Potencializadoras: Solange Borges, mestra da culinária de terreiro
Numa agrovila baiana, a chef de cozinha quebra preconceitos e aproximas as pessoas do candomblé através da comida sagrada
Entre as casas fundeadas por roças de dendê, na Agrovila Pinhão Manso, em Camaçari (BA), Solange Borges caminha altiva, com um facão na cintura, preso na costura da longa saia rodada. Ali, a mulher de 59 anos transformou terra em sonho e criou, em 2017, o Culinária de Terreiro, um espaço ao lado de um terreiro de candomblé, liderado por sua filha, onde os visitantes e clientes cozinham com ela, em fogão a lenha, alimentos que fazem parte da cultura e dos rituais da religião.

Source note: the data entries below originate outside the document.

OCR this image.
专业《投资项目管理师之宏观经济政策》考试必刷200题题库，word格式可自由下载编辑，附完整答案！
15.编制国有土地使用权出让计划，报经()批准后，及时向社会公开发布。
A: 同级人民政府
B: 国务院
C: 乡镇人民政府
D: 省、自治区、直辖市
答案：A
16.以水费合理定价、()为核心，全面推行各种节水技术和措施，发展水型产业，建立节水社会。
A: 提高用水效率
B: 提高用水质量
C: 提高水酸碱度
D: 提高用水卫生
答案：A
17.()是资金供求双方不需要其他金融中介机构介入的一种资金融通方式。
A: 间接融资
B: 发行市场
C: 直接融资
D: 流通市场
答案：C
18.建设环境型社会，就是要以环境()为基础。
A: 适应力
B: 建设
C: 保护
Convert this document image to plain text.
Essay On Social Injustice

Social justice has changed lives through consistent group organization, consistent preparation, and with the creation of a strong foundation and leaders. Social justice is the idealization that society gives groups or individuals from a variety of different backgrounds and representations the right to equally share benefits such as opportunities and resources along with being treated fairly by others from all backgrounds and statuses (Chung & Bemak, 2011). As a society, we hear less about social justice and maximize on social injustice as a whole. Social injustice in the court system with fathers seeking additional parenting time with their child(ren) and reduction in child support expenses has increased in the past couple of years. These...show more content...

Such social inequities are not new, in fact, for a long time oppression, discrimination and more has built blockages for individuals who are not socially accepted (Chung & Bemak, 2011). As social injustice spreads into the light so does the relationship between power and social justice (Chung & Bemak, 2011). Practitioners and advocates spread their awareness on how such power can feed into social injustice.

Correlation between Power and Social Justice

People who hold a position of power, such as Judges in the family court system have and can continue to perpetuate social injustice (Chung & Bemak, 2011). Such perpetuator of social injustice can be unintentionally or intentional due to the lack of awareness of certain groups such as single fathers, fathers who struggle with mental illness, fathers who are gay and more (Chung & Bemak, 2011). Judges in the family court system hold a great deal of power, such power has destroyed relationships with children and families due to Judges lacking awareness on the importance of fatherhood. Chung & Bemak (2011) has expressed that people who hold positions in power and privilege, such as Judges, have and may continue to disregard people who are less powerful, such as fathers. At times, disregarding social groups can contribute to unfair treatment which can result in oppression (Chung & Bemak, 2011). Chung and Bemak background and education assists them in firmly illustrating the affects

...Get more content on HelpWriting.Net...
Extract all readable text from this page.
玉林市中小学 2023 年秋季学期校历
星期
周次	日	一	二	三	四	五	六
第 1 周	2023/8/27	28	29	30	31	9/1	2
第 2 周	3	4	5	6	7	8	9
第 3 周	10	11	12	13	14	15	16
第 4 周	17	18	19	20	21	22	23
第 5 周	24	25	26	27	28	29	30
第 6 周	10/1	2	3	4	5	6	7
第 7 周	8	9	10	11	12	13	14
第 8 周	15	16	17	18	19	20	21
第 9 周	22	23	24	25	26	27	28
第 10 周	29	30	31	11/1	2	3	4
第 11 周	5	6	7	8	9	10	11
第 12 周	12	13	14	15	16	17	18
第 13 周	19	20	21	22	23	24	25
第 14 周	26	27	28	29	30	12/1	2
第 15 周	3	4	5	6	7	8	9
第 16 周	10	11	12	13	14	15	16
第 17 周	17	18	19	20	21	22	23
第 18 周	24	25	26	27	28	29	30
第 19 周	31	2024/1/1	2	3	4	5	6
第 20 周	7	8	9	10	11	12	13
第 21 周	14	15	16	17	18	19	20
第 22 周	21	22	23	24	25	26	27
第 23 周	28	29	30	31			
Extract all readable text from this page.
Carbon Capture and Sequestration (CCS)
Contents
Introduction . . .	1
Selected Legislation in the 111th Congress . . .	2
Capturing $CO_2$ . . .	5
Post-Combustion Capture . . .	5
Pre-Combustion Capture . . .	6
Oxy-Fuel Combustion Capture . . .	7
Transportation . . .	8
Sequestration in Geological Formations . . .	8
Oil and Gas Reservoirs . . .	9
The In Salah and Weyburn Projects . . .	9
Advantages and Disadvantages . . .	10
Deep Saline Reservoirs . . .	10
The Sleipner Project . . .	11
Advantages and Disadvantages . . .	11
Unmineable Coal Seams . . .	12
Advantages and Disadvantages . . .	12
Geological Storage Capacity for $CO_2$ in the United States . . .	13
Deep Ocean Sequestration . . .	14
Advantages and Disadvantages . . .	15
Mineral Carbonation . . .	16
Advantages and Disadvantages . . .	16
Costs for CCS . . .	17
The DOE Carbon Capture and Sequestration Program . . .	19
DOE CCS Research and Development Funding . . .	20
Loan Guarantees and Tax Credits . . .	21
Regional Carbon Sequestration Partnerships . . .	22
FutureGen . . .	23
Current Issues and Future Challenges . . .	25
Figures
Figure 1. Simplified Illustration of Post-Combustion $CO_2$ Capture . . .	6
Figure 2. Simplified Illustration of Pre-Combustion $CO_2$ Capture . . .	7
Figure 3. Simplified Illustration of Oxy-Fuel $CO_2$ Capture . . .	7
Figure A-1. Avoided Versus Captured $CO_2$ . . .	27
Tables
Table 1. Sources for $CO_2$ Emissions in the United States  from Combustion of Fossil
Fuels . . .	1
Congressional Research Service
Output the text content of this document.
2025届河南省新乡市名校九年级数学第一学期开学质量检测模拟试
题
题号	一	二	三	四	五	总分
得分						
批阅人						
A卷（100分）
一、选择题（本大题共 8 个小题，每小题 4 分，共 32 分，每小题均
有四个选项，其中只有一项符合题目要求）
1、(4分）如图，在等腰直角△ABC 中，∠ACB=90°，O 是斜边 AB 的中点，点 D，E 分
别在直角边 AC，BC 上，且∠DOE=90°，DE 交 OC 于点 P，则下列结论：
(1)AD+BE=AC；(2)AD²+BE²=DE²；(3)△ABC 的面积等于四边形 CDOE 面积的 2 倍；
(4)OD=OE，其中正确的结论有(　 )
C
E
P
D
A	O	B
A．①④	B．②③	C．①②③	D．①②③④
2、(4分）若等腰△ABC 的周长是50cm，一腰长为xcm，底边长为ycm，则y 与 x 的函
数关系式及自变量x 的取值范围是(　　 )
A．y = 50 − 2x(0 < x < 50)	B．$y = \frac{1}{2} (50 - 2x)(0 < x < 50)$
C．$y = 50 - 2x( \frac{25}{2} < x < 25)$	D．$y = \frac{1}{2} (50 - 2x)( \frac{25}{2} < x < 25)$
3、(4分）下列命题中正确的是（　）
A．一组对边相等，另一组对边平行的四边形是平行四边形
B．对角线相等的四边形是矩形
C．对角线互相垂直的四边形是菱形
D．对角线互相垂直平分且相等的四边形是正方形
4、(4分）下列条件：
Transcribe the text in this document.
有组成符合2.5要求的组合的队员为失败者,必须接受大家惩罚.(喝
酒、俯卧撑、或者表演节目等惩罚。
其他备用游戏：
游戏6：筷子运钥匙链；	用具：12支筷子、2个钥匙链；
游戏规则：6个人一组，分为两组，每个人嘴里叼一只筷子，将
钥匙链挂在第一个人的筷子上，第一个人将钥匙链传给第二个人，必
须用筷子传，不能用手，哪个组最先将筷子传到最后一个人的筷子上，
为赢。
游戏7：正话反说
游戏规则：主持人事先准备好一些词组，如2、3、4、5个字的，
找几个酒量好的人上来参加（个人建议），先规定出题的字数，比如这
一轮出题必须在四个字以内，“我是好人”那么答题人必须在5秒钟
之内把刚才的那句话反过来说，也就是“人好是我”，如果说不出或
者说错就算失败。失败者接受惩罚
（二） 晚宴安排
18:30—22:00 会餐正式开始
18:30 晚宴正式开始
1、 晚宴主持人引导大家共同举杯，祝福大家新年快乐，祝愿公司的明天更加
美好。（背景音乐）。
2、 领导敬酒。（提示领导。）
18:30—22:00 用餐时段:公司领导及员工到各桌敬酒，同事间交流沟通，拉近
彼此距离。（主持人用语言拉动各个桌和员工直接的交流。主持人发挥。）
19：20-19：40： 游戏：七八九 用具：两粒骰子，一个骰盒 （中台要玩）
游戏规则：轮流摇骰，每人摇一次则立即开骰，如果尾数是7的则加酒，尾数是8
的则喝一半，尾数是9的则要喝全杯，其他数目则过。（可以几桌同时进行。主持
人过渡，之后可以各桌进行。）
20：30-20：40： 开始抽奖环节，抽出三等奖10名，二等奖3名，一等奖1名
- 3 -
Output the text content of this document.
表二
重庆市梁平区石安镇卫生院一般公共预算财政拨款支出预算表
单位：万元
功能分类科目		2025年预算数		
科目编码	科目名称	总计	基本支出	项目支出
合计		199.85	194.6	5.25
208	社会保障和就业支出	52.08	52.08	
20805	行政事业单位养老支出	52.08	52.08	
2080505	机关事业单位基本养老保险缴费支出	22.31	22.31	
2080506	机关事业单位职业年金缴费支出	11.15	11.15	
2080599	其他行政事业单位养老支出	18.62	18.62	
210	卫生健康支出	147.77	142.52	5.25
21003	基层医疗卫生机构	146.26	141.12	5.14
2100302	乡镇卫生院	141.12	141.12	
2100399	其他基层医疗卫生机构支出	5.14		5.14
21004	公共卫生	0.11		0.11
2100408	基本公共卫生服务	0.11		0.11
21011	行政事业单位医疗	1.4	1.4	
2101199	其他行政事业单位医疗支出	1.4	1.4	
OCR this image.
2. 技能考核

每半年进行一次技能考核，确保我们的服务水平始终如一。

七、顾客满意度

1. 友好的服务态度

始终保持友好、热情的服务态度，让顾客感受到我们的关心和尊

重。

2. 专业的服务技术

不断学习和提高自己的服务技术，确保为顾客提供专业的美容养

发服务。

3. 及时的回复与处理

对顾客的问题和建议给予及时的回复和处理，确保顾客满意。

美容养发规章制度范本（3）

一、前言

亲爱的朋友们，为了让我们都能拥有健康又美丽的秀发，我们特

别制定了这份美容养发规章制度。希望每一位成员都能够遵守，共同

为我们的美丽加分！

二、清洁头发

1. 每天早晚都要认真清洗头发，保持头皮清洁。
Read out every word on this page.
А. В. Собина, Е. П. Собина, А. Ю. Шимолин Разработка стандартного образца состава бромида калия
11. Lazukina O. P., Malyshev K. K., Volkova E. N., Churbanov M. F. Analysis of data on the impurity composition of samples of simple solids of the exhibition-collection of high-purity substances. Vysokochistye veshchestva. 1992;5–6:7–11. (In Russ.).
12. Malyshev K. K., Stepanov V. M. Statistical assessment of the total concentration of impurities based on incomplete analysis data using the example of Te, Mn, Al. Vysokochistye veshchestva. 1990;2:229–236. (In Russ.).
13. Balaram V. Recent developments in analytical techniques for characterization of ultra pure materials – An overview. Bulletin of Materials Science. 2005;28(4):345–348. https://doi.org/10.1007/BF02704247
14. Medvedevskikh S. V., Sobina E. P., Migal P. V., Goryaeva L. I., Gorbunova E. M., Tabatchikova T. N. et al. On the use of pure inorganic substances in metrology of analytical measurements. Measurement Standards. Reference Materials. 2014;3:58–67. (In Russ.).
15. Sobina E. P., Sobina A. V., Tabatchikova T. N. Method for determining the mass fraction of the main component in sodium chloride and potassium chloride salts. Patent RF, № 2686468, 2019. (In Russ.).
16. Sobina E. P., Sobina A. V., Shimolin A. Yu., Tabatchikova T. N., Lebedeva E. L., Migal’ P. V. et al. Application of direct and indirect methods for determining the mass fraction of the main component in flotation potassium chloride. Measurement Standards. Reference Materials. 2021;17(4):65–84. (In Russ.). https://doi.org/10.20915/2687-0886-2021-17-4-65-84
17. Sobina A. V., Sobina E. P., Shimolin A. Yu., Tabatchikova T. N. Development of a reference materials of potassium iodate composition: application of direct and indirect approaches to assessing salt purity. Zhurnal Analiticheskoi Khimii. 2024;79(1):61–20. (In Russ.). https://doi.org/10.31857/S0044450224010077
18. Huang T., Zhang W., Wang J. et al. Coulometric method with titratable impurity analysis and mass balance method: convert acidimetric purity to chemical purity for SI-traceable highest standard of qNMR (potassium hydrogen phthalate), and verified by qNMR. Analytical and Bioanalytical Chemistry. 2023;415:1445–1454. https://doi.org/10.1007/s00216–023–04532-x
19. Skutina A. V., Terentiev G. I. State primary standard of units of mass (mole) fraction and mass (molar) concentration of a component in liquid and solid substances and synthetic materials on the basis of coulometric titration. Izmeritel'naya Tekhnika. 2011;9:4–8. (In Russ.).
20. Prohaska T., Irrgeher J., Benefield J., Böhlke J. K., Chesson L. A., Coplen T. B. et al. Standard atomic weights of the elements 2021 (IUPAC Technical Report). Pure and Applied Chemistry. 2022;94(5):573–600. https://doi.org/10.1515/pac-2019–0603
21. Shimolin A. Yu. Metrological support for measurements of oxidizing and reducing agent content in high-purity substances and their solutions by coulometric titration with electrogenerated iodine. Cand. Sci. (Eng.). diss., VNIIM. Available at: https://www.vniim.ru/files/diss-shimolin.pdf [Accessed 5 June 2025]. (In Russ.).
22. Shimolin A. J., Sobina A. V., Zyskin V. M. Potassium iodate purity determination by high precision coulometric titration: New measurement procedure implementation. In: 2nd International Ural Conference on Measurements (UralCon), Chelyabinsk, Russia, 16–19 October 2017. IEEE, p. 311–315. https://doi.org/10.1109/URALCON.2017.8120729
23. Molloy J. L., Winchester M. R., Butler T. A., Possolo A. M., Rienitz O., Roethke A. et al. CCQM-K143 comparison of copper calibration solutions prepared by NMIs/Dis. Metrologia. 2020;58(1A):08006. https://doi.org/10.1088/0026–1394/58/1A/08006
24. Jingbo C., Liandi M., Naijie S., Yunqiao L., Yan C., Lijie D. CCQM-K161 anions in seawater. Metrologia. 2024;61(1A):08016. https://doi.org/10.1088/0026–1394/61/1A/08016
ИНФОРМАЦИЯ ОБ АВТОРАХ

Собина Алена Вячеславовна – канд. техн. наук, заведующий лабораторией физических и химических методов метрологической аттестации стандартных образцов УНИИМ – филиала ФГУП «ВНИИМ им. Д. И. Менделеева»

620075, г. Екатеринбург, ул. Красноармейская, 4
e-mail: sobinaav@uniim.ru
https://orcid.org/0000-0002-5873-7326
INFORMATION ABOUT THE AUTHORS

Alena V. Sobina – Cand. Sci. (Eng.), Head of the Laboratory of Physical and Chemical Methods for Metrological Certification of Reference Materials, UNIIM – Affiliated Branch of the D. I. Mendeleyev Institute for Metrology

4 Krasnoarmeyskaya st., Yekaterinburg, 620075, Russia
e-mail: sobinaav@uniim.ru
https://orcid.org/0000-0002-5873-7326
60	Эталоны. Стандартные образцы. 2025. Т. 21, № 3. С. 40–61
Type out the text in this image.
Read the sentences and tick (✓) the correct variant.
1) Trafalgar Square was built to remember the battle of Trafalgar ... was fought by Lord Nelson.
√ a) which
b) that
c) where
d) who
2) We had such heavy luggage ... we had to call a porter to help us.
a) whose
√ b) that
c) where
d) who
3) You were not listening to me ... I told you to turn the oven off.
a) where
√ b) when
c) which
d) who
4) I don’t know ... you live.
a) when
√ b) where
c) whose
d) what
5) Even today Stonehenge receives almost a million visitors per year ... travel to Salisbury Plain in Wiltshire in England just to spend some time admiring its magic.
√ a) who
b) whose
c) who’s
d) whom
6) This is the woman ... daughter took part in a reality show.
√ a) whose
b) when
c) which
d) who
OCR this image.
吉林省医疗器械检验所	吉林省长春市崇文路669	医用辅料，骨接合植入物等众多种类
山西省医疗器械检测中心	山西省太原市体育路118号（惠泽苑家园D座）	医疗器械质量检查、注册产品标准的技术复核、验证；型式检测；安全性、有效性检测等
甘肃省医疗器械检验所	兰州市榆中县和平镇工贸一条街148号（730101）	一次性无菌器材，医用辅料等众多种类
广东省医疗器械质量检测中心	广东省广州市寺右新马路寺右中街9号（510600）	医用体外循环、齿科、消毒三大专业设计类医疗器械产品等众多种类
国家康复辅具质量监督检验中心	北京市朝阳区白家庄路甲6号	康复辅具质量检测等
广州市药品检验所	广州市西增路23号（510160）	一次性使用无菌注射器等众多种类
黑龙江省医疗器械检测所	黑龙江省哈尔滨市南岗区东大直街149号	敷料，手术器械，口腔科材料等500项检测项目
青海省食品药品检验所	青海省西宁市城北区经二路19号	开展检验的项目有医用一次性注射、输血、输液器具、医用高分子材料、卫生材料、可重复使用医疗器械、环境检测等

Ela, que não é uma mulher de beijos e abraços, demonstra amor em forma de comida. “Eu gosto de abraçar com minha comida. Tem gente que chora de emoção quando come meu acarajé. Aí, me sinto querida”, diz ela com um largo sorriso, que não sai do seu rosto durante toda a conversa. Ela é a primeira de um grupo de mulheres incríveis que você conhecerá no projeto Potencializadoras, uma parceria especial entre CLAUDIA, PretaHub e Meta.
A culinária que resgata a ancestralidade e as histórias do povo afro-brasileiro tem atraído a atenção de renomados chefs de todo o país. Recentemente, Janaina Rueda, que assina os restaurantes A Casa do Porco e Dona Onça, em São Paulo, esteve ali. Antes dela, Alex Atala foi presentear Solange com seu mais recente livro, sobre a mandioca.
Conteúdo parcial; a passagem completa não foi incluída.